Now, we need to add back the sample names into a single data frame and plot the two PCs.

# Add a column to the dataframe containing the sample IDs

Now that we’ve run the PCA, we need to plot it! There are many ways to make a scatter plot in Python. We wil use the Seaborn library: https://seaborn.pydata.org/
Seaborn is a data visualization library based on matplotlib, but it has improved functionality (it can make more complex and elegant plots) and it generally makes prettier plots than matplotlib. If you want ot learn more about Seaborn see the Grapevines in a Warming World notebook on the Plants and Python GitHub page: https://github.com/DanChitwood/PlantsAndPython/blob/master/PlantsAndPython9_STUDENT_Grapevines_in_a_Warming_World.ipynb

# Plot the first two principle components, how do your samples look? 

Challenge problem: RNAseq pipeline

So far we have learned how to process RNAseq data using one sample at a time or using a loop in a shell script. We downloaded data from the sequence read archive (SRA), trimmed the reads using fastp, aligned the data using Salmon, and ran some quality control statistics using a gene expression matrix with a principle component analysis. This gene expression matrix is a starting point for downstream analyses, and there are many analyses we can run to gain some biological insight. We can run differential expression analysis to identify genes that have different expression patterns between tissues, stresses, or developmental timepoints. For instance, we could ask what genes are expressed in response to pathogen attack? We can also do more sophisticated analyses such as a gene network analysis to identify pathways and co-expression modules that are involved in a biological process. We can also do downstream functional analyses to identify what genes that are differentially expressed are doing in the plant using a gene ontology (GO) enrichment test or other similar analyses.

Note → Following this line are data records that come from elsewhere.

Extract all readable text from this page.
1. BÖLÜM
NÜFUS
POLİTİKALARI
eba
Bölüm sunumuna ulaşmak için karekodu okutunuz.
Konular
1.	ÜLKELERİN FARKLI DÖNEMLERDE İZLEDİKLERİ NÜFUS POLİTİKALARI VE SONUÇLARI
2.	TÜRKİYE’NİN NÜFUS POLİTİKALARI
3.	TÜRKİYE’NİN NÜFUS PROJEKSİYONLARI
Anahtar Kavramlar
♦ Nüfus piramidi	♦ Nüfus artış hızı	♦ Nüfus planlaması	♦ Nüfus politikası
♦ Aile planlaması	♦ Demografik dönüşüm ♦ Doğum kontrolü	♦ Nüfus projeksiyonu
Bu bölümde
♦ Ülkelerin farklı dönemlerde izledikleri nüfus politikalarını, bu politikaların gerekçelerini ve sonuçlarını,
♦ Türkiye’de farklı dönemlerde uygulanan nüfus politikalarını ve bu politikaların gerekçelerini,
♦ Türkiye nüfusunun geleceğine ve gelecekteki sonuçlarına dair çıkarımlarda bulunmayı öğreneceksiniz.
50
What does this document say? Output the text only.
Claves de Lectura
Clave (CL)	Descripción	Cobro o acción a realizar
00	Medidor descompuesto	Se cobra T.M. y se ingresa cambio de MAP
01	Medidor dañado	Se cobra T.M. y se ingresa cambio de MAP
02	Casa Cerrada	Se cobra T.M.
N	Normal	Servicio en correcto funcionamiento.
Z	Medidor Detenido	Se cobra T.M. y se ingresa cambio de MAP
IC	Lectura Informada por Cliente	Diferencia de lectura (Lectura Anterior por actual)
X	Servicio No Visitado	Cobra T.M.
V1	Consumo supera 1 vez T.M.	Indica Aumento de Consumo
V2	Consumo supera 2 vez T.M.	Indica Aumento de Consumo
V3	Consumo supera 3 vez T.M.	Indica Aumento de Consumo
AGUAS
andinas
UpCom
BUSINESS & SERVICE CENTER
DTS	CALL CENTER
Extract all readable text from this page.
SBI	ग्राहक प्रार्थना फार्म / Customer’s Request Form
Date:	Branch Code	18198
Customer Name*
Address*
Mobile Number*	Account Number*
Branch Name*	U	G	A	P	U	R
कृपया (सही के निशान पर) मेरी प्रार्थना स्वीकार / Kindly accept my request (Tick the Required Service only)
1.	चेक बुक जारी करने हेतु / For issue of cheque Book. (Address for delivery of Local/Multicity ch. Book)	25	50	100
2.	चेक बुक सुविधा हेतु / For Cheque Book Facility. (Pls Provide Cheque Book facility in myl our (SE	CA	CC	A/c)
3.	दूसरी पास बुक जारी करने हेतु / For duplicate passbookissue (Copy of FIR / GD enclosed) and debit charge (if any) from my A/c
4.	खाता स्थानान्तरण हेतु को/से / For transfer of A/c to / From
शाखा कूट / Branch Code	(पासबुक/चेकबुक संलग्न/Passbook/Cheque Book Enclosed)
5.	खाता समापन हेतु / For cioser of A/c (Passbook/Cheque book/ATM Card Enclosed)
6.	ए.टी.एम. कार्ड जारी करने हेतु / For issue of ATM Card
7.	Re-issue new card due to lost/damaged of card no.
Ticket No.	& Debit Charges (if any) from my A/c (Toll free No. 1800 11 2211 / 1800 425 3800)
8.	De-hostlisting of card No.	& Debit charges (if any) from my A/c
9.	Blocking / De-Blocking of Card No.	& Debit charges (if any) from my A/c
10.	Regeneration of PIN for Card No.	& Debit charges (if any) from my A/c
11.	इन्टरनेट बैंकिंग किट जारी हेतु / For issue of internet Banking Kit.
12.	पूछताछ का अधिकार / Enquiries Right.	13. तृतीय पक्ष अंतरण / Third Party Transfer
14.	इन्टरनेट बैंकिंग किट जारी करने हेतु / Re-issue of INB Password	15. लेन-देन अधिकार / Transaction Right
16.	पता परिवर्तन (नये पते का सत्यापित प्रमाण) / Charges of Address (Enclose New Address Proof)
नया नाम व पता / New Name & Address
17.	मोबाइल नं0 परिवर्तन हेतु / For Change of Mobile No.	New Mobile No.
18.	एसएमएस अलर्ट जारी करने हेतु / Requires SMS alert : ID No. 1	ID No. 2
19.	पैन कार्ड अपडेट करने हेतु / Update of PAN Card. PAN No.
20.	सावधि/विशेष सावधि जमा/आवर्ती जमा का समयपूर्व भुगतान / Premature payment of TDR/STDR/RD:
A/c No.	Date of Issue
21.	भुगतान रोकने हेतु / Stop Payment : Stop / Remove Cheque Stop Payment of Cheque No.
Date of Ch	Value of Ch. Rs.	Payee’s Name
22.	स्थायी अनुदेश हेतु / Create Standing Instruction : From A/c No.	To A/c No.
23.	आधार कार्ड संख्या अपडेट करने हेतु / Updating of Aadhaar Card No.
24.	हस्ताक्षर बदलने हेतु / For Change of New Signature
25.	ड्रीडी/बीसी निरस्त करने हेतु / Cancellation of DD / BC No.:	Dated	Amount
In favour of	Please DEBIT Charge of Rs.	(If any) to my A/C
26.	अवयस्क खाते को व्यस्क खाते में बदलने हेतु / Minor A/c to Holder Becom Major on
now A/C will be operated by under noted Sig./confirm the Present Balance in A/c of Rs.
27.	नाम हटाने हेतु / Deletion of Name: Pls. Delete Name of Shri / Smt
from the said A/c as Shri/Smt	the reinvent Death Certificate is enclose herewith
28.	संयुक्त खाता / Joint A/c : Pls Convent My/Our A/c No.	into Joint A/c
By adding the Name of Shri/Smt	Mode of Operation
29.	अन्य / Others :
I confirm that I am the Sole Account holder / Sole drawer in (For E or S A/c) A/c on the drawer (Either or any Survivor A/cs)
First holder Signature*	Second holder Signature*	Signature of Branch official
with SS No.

In a typical RNAseq experiment you might have dozens to hundreds of samples, and running them one at a time through half a dozen different programs can be a headache. In this case, it’s easier to run a pipeline with all of the programs strung together where you can supply raw data samples as input and output fully analyzed dataframes ready for the downstream analyses described above. There are several pipelines for RNAseq analyses, and we have created one using our favorite programs to trim, align, quantify, and identify differential expression between samples:

https://github.com/pardojer23/RNAseqV2

This RNAseq pipeline was created by PhD student Jeremy Pardo, and uses several of the programs we discussed last lesson including fastp and salmon, and it uses NumPy arrays and pandas to process the data. The RNAseq pipeline will also run differential gene expression analyses using DEseq. You simply need to provide it the directory where all of the raw RNAseq files are (2) a sample table a that describes the experimental set up, (3) and the set of transcripts from the species you are working with. The github page provides detailed instructions for how to install and run the pipeline using a conda virtual environment. Because of time, we will not be installing or running the pipeline this summer, but please feel free to install and run it if interested!